In 2020, the total global lithium mining volume reached 400,000 tons, of which one-third of lithium was used for the production of car batteries, and they could power nearly 3 million electric vehicles. If the production capacity of electric vehicles in the United States would be increased to 8 million per year, and other countries would also increase their demand at the same pace, the global lithium mining volume would reach 5 million tons per year, which would be a 13-fold increase for the entire industry.

The Global X Lithium & Battery Tech (LIT) ETF invests in the full life cycle of lithium mining industry, and it also serves as the key indicator of the electric vehicle industry. With the strong trend of the global electric vehicle market, the index increased by more than 80% in the past one year. The prosperity of the lithium industry has been reflected in the stock prices of various companies, such as Lithium Americas (NYSE: LAC), Livent Corp (NYSE: LTHM) and Albemarle (NYSE:ALB).

Nevertheless, as the lithium mining industry is currently heading towards a state of “permanent shortage” as the strong demand for lithium cannot be satisfied by the supply side. In order to maintain the stable and low-cost lithium supply, many car manufacturers plan to make strategic investments. For example, General Motors partnered with Controlled Thermal Resources in July this year to establish several lithium mining related projects in Salton Sea, California.

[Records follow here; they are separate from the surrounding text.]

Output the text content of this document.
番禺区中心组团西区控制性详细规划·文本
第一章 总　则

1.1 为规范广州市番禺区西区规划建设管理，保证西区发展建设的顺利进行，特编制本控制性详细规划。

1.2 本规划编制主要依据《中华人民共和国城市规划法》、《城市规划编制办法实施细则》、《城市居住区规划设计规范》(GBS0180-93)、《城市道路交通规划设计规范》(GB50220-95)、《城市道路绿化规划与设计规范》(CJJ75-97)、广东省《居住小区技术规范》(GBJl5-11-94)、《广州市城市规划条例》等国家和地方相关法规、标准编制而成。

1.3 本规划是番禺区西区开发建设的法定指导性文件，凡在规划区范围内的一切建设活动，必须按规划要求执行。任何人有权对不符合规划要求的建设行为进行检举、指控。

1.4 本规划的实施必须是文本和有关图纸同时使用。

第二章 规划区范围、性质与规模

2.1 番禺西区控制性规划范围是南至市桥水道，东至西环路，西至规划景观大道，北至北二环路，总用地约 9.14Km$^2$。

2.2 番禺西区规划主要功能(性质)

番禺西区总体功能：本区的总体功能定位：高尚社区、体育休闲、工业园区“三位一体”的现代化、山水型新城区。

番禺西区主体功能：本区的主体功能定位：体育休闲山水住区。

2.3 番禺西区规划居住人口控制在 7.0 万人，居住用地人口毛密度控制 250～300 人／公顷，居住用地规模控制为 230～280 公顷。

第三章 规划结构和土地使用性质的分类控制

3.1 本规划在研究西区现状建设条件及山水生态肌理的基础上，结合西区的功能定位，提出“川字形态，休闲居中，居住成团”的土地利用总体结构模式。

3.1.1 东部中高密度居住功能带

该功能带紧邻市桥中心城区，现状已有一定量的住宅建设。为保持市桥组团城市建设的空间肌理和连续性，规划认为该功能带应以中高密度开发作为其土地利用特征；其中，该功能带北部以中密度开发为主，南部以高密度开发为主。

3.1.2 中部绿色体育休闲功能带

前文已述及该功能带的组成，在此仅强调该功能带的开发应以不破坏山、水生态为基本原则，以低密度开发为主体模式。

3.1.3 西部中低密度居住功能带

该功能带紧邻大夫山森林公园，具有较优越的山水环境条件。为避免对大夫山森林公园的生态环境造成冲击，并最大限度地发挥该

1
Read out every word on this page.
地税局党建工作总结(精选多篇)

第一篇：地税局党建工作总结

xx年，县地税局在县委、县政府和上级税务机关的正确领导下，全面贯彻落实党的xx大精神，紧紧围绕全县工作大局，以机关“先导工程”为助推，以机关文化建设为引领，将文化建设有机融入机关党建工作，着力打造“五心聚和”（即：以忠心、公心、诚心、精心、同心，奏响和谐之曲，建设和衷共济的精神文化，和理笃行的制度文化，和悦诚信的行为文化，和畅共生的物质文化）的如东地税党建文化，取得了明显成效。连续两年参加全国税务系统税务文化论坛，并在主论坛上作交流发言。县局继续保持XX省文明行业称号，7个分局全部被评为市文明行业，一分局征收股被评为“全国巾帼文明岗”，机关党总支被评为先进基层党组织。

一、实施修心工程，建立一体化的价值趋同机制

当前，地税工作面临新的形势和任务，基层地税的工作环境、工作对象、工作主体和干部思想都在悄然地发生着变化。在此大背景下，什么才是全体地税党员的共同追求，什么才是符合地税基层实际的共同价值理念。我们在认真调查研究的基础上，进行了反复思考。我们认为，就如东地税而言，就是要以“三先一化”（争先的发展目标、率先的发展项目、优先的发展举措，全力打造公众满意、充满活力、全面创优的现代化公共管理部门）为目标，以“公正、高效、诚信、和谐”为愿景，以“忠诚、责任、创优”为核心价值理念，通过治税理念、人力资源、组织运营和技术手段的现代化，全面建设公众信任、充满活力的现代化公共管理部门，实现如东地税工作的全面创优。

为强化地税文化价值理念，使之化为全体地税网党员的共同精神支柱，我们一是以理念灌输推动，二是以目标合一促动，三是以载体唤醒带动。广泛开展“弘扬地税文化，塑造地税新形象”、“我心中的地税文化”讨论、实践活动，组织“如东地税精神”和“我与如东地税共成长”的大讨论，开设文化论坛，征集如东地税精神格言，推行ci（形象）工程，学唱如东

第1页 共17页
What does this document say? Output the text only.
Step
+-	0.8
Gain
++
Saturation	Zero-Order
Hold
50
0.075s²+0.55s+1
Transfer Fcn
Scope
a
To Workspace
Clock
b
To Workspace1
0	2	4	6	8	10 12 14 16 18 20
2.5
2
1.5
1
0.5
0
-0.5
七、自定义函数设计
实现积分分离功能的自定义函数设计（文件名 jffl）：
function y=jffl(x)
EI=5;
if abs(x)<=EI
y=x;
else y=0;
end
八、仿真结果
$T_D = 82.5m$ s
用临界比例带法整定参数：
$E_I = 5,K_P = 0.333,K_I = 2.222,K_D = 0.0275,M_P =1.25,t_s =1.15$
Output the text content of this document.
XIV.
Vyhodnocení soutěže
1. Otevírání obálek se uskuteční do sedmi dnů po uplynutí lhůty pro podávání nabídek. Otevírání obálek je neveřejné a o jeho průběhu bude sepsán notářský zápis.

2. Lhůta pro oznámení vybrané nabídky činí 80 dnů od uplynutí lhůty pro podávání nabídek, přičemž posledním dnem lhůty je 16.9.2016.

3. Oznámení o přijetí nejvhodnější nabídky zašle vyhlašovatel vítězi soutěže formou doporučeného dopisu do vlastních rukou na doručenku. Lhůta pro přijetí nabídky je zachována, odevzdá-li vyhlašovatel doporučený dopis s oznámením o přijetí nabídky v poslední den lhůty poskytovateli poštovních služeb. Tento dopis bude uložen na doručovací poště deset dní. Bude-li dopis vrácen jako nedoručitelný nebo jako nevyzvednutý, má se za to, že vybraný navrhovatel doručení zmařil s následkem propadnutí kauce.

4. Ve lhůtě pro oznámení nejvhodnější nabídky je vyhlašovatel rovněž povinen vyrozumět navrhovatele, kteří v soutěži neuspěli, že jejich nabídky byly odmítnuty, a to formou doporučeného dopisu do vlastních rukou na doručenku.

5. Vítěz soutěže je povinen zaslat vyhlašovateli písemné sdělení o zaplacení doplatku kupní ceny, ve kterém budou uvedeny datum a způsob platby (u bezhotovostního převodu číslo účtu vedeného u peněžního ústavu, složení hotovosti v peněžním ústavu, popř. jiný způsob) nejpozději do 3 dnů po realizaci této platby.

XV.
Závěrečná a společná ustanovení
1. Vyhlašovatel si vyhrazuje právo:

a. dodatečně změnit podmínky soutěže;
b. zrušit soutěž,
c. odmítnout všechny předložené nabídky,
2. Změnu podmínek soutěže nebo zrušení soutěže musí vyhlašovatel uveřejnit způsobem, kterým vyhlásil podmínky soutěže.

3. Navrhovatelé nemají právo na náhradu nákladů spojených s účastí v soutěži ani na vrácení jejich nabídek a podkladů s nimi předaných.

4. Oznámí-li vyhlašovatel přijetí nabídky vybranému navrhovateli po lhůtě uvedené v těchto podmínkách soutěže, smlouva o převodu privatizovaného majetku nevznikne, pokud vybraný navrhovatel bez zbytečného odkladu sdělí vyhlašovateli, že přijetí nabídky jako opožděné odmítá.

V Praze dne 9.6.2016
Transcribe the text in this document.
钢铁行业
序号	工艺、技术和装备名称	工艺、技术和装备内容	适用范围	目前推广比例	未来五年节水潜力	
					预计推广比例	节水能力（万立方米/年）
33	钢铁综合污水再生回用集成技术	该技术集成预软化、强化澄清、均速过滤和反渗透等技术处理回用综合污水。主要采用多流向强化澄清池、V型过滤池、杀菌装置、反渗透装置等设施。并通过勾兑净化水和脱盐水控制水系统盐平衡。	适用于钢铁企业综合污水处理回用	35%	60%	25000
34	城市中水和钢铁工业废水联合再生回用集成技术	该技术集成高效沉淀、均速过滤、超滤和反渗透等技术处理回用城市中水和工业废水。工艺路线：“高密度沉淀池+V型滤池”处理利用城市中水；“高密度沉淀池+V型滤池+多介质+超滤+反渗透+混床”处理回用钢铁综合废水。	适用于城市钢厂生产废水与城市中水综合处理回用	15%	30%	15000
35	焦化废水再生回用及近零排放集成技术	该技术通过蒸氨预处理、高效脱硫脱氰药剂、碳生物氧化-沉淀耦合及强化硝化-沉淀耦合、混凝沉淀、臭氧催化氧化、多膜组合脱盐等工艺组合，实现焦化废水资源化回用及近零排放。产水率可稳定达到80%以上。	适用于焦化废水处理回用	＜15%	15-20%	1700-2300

According to the United States Geological Survey, this location is estimated to contain 15 million tons of lithium resources. At present, the United States still needs to import a large amount of raw materials and finished products in the short to medium term due to its limited domestic production capacity of lithium batteries, which is mainly set up by Japanese and Korean manufacturers. Those lithium battery manufacturers in China will also enjoy the high growth of the industry by virtue of their low manufacturing costs and mature industrial chain.

Electric Vehicle Industry Challenges and Shortages

The electric vehicle industry has also been plagued by the issue of chip shortages for a period of time. Due to the imbalance between demand and supply and the impact of the epidemic, especially the severe epidemic in Southeast Asia, that accounts for 27% of the global semiconductor packaging and testing industry, the production capacity of automotive chips is unable to keep up with the rising demand. This issue has led to a massive reduction in production in the global automotive industry.

According to the data provided by Auto Forecast Solutions (AFS), as of August 29, the global auto production has been reduced by 6.89 million. At the same time, AFS predicts that global automobile production will be reduced by 8.107 million units in 2021. The CEO of BMW expects that the chip shortage will last for another 6 to 12 months. Semiconductor giants such as TSMC, Samsung, and UMC have collectively set off a wave of price increases ranging from 10% to 20%.

In the past few years, the number of chips required in traditional vehicles is about 500 to 600 per vehicle. Due to the trends of clean energy and autonomous driving technology, the number of chips in each vehicle has been increased to 1200 to 1700. The MCU (micro control unit) chips, which control brakes, air conditioning, instrumentation, security, door locks and other systems, have experienced the most serious deficiency issue in the market.

Future Perspective and Industry Responses

The aforementioned three semiconductor companies recently announced that they will invest $137 billion to build new chip factories in the United States and European countries to expand their productivity.

Nevertheless, those new facilities won’t solve the issue in the short time. From the perspective of production capacity, it usually takes 2 years to build a chip factory and pass the AEC-Q100 certification. This round of chip shortages has also draw attention at the national level as many countries have realized the importance of owning an independent industrial chain, which will not be disturbed by the supply situation in other countries.

European Union will raise tens of billions of euros to promote the development of semiconductor-related technologies. The American Semiconductor Industry Association (SIA) also called on the congress to increase federal funding for the development of chips by $3.5 billion in the next five years.